Kemudian, berkembanglah apa yang sering disebut societal marketing, yang masih ada kaitannya dengan pursuit of spirituality.
Karena dulu, sembari menjalankan usaha, seorang pedagang amat peka untuk menjaga lingkungannya. Yakni, jangan sampai usahanya mengotori dan mengganggu masyarakat di sekitarnya.
Lalu, apa yang terjadi saat ini? Lihatlah, saat ini banjir informasi via internet. Konsumen dengan bebas membaca dan akhirnya memilih produk yang ia suka dan sesuai harganya. Konsumen benar-benar berkuasa penuh atas sebuah transaksi. Inilah zaman people power.
Dulu, waktu luang yang tersedia sangatlah banyak, sedangkan barang yang tersedia sangatlah sedikit. Alhasil, konsumen memilih sesuatu yang sederhana, karena memang hanya itulah yang tersedia di pasar.
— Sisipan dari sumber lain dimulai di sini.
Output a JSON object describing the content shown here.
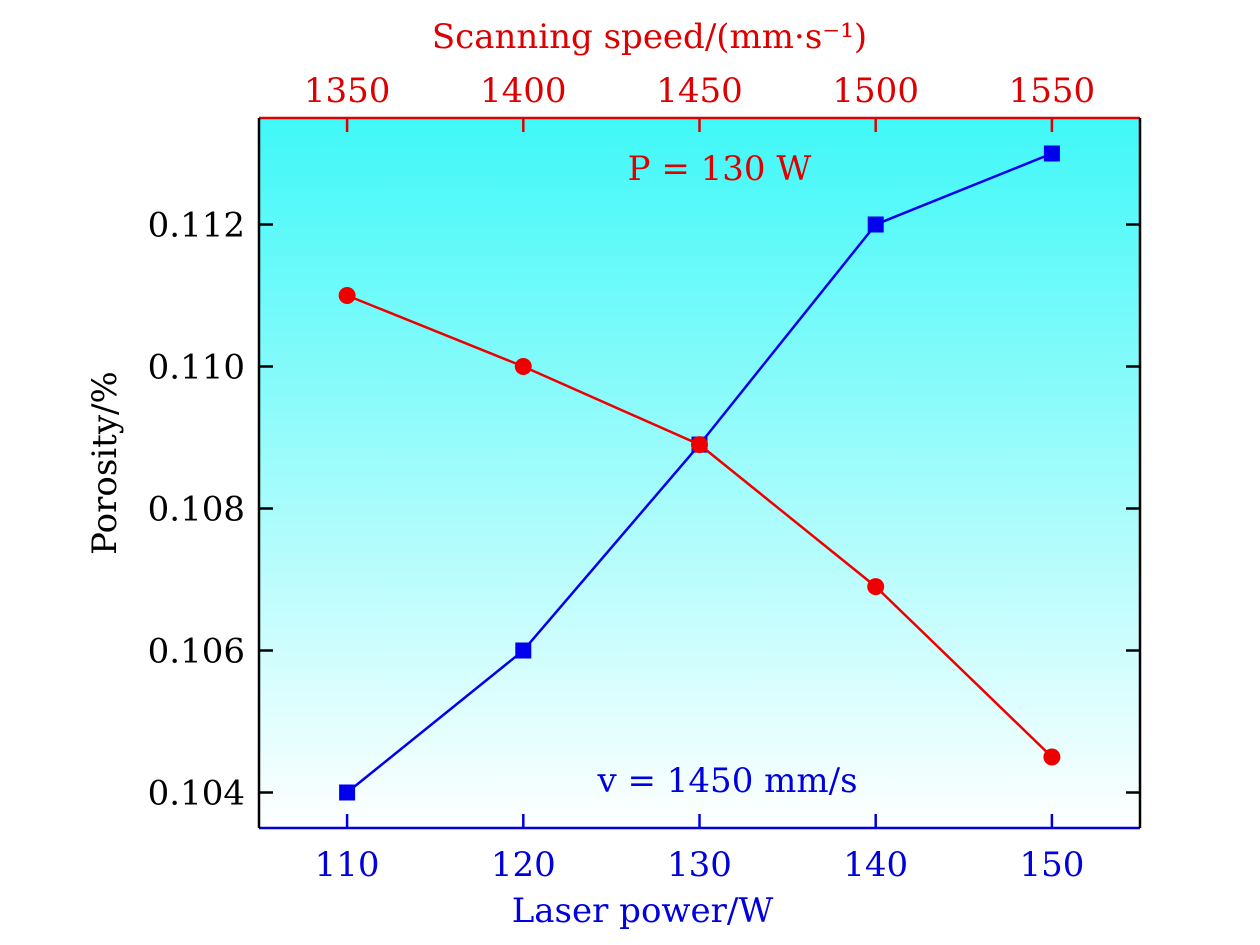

Lima tahun ini yang terjadi justru sebaliknya. Waktu yang tersedia semakin sedikit, sedangkan barang yang tersedia sangatlah banyak. Lantas, apa yang menjadi preference konsumen? Ternyata, konsumen tetap menyukai sesuatu yang sederhana. Inilah zaman pursuit of simpilicity.
Karena, kekangan waktu dan limpahan barang malah membuat konsumen bingung, sehingga konsumen terpaksa “menyelamatkan diri” dengan cara menjatuhkan pilihan pada sesuatu yang sederhana. Karena itulah, tantangan Anda, bagaimana menjadikan kesederhanaan itu sebagai suatu keunikan (daya saing)?
Allen Adamson dalam karya lawasnya Brand Simple: How the Best Brands Keep it Simple and Succeed, juga menyarankan hal yang senada. Dengan kata lain, kesederhanaan dalam keunikan, keunikan dalam kesederhanaan. Sungguh tidak gampang, karena seringkali keunikan identik dengan keruwetan.
Tetapi, Samsung dan Google berhasil mengentaskannya. Bahkah Philips melantik Sara Berman—desainer pakaian dari Inggris—sebagai Simplicity Advisory Board. Satu-satunya tugas dewan ini adalah menjaga agar produk-produk Philips tetap sederhana. Demi sebuah kesederhanaan, sebuah perusahaan elektronik rela merekrut seorang desainer pakaian!
“Alur nasib Anda ditentukan oleh Anda sendiri, bukan peramal. Jika Anda mau, Anda berpeluang menjadi pemenang pada tahun depan.”